Simon Willison’s Weblog: Usage charts for my LLM tool against OpenRouter

Source URL: https://simonwillison.net/2025/Aug/4/llm-openrouter-usage/#atom-everything
Source: Simon Willison’s Weblog
Title: Usage charts for my LLM tool against OpenRouter

Feedly Summary: Usage charts for my LLM tool against OpenRouter
OpenRouter proxies requests to a large number of different LLMs and provides high level statistics of which models are the most popular among their users.
Tools that call OpenRouter can include HTTP-Referer and X-Title headers to credit that tool with the token usage. My llm-openrouter plugin does that here.
… which means this page displays aggregate stats across users of that plugin! Looks like someone has been running a lot of traffic through Qwen 3 14B recently.

Tags: ai, generative-ai, llms, llm, openrouter

AI Summary and Description: Yes

Summary: The text discusses the usage of a particular LLM tool called OpenRouter, which aggregates and displays statistics about the usage of various language models. It highlights user engagement with multiple models and suggests specific tools are being credited for token usage, emphasizing the utility of LLMs in tracking performance metrics.
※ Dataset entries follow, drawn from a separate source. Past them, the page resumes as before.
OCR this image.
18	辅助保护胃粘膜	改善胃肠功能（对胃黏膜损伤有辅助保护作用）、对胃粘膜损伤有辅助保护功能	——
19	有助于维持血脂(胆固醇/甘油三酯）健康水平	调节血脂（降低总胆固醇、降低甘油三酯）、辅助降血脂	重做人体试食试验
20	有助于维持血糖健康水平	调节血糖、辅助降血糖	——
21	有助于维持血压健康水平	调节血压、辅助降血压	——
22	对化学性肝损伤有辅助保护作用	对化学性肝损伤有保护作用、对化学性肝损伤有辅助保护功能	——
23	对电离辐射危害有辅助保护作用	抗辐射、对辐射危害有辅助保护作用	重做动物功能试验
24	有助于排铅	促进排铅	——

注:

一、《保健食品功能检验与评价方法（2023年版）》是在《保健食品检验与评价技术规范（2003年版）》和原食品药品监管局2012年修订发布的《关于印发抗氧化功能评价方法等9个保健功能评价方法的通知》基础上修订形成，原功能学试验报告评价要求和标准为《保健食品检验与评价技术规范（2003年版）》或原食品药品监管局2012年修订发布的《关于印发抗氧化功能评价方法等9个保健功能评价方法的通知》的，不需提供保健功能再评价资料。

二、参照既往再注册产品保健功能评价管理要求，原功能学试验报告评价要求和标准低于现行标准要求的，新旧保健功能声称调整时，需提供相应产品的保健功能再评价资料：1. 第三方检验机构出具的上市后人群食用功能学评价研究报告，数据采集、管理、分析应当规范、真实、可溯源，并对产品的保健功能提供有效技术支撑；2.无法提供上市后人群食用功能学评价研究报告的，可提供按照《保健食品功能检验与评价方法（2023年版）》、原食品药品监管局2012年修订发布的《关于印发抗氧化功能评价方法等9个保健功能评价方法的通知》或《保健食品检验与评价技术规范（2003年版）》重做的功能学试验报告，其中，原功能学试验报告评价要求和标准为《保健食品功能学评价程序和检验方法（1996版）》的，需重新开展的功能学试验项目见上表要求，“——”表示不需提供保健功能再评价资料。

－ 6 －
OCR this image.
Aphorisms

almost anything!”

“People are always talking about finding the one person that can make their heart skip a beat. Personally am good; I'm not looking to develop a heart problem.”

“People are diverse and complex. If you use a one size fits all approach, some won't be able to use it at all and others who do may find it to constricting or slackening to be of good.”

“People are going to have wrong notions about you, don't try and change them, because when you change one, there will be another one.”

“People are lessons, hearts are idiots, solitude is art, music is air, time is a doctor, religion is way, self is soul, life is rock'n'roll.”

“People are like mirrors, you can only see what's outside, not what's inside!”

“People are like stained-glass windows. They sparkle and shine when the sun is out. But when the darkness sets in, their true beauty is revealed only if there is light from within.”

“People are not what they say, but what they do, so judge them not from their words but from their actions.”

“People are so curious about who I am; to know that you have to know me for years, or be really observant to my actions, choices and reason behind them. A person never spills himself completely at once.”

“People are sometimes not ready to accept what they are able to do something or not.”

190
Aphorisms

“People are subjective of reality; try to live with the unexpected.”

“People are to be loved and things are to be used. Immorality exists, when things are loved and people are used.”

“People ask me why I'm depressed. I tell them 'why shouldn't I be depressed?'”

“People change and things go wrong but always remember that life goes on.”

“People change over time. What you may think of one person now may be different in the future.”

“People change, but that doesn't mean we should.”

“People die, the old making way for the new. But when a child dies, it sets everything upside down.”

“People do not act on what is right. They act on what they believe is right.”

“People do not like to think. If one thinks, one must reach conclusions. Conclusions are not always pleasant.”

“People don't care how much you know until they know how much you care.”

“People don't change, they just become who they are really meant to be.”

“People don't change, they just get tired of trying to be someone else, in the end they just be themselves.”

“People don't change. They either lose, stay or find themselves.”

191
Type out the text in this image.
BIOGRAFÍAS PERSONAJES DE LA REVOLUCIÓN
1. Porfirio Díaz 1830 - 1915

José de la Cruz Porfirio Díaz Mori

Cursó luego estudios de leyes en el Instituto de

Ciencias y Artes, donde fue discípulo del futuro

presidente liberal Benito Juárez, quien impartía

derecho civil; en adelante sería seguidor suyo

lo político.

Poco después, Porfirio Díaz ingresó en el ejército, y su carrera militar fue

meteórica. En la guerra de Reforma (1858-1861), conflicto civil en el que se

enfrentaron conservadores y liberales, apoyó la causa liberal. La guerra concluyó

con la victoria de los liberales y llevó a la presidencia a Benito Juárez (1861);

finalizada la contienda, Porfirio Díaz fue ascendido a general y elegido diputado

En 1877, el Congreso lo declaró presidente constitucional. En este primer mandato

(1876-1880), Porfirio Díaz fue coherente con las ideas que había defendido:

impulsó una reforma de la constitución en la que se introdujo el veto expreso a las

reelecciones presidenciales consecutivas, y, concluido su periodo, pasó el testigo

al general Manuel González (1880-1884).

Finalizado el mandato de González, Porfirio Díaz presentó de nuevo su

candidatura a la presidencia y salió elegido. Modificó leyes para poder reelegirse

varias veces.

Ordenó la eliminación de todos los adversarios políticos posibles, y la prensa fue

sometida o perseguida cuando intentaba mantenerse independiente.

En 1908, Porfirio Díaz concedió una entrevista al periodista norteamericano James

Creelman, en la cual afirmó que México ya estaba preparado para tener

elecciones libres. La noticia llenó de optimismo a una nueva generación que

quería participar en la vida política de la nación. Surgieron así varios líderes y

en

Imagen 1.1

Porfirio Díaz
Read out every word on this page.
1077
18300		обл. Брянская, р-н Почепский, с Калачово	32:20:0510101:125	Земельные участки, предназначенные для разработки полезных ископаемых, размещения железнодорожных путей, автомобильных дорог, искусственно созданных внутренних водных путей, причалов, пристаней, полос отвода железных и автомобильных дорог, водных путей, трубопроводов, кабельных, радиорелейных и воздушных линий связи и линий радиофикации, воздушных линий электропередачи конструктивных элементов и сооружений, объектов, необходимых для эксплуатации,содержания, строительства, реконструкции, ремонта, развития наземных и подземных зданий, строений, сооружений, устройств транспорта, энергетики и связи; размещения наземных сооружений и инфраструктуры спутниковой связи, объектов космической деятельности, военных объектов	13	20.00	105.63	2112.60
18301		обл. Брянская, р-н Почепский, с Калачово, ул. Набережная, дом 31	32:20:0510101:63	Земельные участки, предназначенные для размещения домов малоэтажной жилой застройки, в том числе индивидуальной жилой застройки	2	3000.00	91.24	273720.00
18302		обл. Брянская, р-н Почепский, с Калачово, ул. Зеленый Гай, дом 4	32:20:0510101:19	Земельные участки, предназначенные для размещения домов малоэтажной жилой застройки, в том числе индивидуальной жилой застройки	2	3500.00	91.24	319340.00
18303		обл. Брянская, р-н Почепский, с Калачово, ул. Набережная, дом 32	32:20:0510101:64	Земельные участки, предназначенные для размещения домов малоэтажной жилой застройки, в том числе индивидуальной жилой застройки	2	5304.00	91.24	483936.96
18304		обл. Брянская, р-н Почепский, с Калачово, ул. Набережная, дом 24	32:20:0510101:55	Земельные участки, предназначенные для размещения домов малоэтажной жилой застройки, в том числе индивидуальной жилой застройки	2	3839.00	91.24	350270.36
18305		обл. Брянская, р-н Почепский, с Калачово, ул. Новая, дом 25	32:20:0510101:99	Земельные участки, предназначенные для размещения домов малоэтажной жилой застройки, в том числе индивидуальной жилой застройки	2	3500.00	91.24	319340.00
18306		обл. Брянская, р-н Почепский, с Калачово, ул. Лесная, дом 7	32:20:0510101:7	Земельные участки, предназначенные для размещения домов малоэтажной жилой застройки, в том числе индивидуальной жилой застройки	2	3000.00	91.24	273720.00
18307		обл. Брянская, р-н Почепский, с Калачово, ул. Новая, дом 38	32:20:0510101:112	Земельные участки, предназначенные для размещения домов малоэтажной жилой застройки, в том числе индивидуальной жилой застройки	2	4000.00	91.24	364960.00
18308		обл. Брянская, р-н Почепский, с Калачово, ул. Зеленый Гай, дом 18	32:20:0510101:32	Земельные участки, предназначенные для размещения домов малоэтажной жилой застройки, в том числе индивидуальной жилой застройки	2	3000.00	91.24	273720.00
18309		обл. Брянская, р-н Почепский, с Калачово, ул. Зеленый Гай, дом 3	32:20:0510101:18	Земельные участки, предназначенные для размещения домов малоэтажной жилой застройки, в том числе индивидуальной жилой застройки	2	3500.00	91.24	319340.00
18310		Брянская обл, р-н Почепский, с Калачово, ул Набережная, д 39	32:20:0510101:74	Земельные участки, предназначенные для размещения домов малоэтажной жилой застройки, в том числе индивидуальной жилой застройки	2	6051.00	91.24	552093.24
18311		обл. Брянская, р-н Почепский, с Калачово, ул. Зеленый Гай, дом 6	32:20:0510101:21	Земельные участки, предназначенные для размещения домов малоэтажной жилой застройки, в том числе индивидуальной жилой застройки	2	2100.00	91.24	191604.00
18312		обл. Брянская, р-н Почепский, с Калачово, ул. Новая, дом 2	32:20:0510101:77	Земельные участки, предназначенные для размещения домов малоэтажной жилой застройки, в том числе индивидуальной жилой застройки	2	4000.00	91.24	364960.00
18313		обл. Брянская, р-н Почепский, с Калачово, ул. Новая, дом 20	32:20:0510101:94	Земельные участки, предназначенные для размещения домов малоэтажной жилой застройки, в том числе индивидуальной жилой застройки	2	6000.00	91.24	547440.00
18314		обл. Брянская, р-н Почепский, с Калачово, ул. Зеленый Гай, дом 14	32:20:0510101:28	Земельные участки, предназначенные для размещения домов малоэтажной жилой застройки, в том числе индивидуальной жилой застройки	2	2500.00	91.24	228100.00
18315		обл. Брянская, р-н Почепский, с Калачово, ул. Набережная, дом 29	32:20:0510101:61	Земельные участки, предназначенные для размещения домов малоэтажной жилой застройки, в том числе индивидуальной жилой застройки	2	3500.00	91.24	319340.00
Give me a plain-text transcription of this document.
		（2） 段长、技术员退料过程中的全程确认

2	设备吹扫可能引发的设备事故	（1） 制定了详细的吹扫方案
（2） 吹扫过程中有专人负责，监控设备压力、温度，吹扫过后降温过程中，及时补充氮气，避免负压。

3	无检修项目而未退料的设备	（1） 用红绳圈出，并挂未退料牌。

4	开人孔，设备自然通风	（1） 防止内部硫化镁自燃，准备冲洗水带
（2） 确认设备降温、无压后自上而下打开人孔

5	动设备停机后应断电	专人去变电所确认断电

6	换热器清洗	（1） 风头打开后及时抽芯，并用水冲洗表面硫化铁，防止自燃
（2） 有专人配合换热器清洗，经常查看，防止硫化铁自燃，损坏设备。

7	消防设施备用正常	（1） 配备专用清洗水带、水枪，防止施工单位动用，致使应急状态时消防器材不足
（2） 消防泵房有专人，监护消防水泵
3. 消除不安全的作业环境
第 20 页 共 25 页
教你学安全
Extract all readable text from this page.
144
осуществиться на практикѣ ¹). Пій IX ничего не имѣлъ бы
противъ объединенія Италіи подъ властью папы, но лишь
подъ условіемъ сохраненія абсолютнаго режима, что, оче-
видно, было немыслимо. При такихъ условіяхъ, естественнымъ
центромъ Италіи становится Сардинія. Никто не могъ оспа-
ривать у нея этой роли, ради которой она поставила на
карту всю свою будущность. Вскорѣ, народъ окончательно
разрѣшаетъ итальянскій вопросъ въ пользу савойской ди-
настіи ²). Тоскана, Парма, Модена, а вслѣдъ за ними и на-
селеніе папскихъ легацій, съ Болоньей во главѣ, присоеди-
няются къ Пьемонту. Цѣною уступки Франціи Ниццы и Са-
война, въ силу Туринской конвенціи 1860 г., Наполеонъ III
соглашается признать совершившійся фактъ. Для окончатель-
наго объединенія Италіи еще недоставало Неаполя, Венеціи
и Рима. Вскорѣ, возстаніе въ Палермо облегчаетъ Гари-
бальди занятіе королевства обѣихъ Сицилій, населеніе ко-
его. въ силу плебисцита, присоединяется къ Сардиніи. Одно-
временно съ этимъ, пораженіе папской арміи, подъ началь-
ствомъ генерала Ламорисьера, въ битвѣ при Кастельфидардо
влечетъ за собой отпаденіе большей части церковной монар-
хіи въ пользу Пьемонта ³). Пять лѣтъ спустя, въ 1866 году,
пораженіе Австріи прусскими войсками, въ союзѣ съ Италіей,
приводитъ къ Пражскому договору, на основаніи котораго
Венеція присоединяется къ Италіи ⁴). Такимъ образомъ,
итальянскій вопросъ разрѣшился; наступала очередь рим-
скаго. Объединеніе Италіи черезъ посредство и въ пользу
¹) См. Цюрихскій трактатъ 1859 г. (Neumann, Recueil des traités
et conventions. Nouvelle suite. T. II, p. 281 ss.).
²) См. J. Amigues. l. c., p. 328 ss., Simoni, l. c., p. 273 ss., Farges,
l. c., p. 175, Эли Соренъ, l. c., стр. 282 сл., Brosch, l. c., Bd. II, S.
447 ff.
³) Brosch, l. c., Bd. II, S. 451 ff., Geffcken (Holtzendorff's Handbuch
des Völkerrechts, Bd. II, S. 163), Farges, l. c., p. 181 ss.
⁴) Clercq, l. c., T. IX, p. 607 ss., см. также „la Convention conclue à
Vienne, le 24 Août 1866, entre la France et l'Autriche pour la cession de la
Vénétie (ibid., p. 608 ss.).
Detailed Description: The content primarily relates to the category of “LLM Security” and “AI.” It offers insights into the monitoring and analysis of usage data for various language models through the OpenRouter platform. Here are the major points highlighted in the text:

– **OpenRouter Functionality**: Acts as a proxy for requests directed to multiple Language Learning Models (LLMs), showcasing which models are most favored by users.
– **User Engagement**: The usage charts indicate the level of activity for the models, hinting at trends within the AI landscape, particularly the popularity of specific models like Qwen 3 14B.
– **Token Usage Tracking**: Tools utilizing OpenRouter can include specific headers (HTTP-Referer and X-Title) to provide credit for token usage to the applications they are integrating with, creating an ecosystem of accountability and performance insights.
– **Aggregate Statistics**: The emphasis on aggregate statistics allows developers and researchers to gauge the popularity and usage of different LLMs effectively, which is crucial for both performance assessment and potential security considerations.

Practical Implications:
– For **security professionals**, understanding how token usage is tracked can inform about potential vulnerabilities in APIs that interact with LLMs and the importance of secure data handling in user credits.
– For **developers**, knowing the trends in LLM usage can guide decisions on which models to implement based on user preference and performance metrics.
– The integration of headers for tracking purposes raises considerations about **privacy** and the need for responsible data collection practices.

Overall, the information presented serves as a valuable resource for professionals managing LLM tools, highlighting usage patterns and the implications of those patterns in the realms of security and compliance.